IBRC inquiry ‘a runaway jury’ as costs spiral

- By John Drennan

POLITICIAN­S across all parties are at war with the mysterious commission of inquiry into Siteserv and Denis O’Brien, which has sat for four years without producing a final report into any of its 28 modules.

Senior Government sources have compared the private inquiry to ‘a runaway jury’.

The tensions surfaced in public again when Taoiseach Leo Varadkar directly contradict­ed claims by the IBRC commission of inquiry about anticipate­d costs.

The private commission was set up to inquire into 28 deals by IBRC, including the purchase by businessma­n Mr O’Brien of facilities firm Siteserv.

The commission, which has now been sitting for four years, has to date cost €6,682,000, not including third-party legal costs.

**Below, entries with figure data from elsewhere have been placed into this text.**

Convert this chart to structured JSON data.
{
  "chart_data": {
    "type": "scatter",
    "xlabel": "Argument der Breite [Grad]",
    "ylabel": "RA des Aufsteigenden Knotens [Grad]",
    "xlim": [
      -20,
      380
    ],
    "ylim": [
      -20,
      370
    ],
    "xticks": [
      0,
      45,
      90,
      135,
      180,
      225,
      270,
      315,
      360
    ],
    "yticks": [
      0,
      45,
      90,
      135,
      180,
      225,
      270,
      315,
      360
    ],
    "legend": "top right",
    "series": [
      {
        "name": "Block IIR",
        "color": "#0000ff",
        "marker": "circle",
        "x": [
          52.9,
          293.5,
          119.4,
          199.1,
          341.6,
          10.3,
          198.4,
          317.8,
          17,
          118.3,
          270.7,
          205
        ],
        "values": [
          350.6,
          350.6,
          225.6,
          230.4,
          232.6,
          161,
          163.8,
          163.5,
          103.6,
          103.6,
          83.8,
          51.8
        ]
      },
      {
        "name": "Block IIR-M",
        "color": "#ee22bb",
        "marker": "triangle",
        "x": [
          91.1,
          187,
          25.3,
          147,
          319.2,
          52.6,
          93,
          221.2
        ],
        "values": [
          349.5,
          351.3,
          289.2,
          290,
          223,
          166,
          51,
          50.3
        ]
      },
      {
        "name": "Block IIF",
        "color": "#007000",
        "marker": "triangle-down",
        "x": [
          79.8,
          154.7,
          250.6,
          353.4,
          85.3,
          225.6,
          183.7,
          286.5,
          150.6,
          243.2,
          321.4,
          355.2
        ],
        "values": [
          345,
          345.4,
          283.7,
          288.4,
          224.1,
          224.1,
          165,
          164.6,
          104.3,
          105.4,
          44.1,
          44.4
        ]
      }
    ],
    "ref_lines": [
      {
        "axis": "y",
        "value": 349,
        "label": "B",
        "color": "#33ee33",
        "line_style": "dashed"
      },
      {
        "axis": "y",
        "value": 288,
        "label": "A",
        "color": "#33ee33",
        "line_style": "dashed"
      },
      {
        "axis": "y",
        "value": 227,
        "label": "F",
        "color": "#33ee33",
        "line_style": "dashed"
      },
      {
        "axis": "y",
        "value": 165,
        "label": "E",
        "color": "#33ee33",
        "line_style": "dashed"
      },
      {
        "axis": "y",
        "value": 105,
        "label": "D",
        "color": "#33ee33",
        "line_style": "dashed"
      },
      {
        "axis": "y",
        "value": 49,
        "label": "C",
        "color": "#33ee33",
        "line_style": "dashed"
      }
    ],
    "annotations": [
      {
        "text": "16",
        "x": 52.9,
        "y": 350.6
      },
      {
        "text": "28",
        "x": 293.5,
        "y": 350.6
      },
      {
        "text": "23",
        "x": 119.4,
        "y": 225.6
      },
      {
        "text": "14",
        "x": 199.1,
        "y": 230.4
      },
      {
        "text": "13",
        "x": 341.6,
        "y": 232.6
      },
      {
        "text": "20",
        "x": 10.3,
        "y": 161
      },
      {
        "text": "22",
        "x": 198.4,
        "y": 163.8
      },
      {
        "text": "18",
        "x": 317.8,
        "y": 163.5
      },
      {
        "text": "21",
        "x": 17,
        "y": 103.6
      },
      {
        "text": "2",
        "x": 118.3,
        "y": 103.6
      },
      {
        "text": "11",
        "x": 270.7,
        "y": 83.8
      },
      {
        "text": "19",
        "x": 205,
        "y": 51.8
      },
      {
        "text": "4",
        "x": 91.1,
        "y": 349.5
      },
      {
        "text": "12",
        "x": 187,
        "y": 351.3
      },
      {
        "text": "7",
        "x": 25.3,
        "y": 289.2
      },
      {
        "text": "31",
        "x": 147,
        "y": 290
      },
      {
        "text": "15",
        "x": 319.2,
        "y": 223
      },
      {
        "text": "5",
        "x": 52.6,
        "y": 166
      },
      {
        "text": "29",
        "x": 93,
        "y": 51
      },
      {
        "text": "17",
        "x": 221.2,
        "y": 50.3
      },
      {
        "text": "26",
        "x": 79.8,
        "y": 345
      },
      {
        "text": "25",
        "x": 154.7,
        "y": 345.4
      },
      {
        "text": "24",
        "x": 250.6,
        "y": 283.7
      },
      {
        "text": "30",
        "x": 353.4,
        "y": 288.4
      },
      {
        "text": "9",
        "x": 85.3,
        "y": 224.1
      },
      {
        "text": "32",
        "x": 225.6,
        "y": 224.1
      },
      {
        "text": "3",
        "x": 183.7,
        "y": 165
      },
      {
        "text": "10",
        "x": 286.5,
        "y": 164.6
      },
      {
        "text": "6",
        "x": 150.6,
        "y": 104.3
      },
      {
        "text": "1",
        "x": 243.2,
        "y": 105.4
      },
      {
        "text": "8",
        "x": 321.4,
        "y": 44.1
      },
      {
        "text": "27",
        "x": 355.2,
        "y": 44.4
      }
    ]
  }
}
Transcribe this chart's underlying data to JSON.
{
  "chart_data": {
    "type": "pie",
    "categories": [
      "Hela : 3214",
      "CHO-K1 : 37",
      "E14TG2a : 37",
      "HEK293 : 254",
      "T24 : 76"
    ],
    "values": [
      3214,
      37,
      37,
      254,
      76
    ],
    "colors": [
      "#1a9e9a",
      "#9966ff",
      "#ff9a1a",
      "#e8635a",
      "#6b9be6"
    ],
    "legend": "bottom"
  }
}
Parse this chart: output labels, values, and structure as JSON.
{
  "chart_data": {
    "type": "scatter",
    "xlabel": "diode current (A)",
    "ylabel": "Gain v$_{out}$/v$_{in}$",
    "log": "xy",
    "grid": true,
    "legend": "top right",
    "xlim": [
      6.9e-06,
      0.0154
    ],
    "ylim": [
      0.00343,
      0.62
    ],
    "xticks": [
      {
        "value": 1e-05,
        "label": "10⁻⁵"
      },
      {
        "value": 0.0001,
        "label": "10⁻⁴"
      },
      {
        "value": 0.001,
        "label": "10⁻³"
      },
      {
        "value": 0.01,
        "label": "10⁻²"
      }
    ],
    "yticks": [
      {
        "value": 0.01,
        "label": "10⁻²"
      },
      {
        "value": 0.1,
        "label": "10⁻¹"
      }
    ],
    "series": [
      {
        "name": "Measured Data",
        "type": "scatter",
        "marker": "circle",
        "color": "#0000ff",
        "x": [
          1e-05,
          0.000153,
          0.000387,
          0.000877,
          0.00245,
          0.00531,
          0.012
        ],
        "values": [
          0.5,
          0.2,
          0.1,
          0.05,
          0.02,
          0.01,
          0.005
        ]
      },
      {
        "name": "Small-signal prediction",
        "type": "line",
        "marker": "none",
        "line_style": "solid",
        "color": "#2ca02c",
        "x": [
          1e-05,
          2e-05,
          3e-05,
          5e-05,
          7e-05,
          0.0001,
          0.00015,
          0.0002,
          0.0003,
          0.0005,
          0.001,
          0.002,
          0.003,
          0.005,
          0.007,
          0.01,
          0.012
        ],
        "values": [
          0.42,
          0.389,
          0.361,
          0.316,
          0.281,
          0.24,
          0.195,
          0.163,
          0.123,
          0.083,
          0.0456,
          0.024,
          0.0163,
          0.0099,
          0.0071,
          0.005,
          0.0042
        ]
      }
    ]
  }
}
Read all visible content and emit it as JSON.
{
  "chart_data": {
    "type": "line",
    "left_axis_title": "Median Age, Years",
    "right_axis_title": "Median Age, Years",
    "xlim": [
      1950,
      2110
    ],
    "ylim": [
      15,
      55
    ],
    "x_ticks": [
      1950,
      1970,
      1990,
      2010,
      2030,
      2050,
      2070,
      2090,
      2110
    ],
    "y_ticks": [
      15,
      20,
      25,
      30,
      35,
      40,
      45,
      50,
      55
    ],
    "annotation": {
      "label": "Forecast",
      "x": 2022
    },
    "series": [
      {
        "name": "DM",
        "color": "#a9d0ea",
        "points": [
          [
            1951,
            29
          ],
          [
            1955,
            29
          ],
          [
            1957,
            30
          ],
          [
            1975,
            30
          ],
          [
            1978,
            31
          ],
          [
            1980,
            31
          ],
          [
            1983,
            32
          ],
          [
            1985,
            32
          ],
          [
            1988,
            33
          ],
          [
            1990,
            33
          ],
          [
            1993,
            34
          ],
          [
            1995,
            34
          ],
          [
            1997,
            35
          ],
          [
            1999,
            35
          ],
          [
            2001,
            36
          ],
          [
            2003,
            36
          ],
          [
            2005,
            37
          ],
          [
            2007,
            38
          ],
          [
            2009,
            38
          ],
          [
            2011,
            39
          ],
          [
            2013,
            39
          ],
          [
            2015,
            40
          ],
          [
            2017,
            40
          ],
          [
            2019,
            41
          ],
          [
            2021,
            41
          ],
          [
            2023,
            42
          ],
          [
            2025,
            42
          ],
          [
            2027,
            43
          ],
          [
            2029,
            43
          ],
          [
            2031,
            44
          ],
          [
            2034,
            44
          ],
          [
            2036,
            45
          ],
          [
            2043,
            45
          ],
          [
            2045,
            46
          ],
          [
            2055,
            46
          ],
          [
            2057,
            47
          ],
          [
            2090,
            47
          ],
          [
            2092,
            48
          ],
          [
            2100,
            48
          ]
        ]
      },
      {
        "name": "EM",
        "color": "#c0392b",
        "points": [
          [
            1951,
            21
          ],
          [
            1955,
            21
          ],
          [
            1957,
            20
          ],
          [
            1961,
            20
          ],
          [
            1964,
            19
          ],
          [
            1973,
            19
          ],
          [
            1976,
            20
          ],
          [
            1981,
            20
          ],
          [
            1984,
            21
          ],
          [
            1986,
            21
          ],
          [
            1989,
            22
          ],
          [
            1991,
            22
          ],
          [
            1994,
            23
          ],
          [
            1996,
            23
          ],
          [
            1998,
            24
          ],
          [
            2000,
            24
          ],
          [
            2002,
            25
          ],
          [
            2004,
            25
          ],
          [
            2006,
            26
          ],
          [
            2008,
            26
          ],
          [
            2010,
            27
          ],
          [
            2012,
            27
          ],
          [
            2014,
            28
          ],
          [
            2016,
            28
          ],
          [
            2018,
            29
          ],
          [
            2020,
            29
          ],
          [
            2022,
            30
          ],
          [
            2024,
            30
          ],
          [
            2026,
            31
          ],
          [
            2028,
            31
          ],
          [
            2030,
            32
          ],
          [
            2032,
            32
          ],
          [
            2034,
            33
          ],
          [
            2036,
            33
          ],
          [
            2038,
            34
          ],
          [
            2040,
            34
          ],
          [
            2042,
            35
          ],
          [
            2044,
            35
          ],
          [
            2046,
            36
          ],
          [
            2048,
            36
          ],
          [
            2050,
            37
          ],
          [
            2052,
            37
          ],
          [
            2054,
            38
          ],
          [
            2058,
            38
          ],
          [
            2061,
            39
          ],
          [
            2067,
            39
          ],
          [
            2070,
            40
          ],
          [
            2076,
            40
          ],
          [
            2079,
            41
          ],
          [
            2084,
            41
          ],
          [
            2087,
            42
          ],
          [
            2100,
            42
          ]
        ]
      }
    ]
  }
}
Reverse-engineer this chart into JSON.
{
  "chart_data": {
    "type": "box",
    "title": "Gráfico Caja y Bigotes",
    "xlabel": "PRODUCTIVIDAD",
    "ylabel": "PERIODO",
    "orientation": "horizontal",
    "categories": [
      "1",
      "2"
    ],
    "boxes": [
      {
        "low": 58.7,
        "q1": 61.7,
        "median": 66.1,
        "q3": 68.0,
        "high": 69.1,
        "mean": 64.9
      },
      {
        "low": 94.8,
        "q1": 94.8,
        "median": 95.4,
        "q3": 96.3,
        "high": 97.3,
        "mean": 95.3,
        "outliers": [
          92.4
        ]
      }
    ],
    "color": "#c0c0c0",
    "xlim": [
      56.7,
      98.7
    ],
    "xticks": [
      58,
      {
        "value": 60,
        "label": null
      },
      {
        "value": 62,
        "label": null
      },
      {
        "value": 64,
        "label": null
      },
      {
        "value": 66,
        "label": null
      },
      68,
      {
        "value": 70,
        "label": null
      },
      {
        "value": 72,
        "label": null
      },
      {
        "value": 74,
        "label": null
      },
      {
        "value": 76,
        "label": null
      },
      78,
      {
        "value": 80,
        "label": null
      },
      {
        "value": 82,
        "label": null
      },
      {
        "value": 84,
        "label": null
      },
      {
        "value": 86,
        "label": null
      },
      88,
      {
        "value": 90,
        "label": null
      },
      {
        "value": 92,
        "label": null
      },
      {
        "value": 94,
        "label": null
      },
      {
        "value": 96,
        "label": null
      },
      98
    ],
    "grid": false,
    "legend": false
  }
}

It was originally expected its work would conclude in October 2015 and that it would cost €4m.

Responding to queries by Labour leader Brendan Howlin, the Taoiseach said: ‘The commission’s sixth interim report, dated March 27, 2019, provided an estimated final cost of the completion of the first module of its investigat­ion, regarding the Siteserv transactio­n, of €11m to €14m.’

But Mr Varadkar then promptly contradict­ed the commission:

‘My department continues to be of the view that the final cost is likely to significan­tly exceed the commission’s estimate and could be of the order of €30m.’

Mr Howlin voiced increasing cross-party political concern about the absence of clear progress in the tribunal’s as-yet incomplete work.

He said: ‘If they have not discovered any evidence of misconduct after four and a half years of investigat­ion, a decision must be made about whether any unlawful activity is likely to be found.’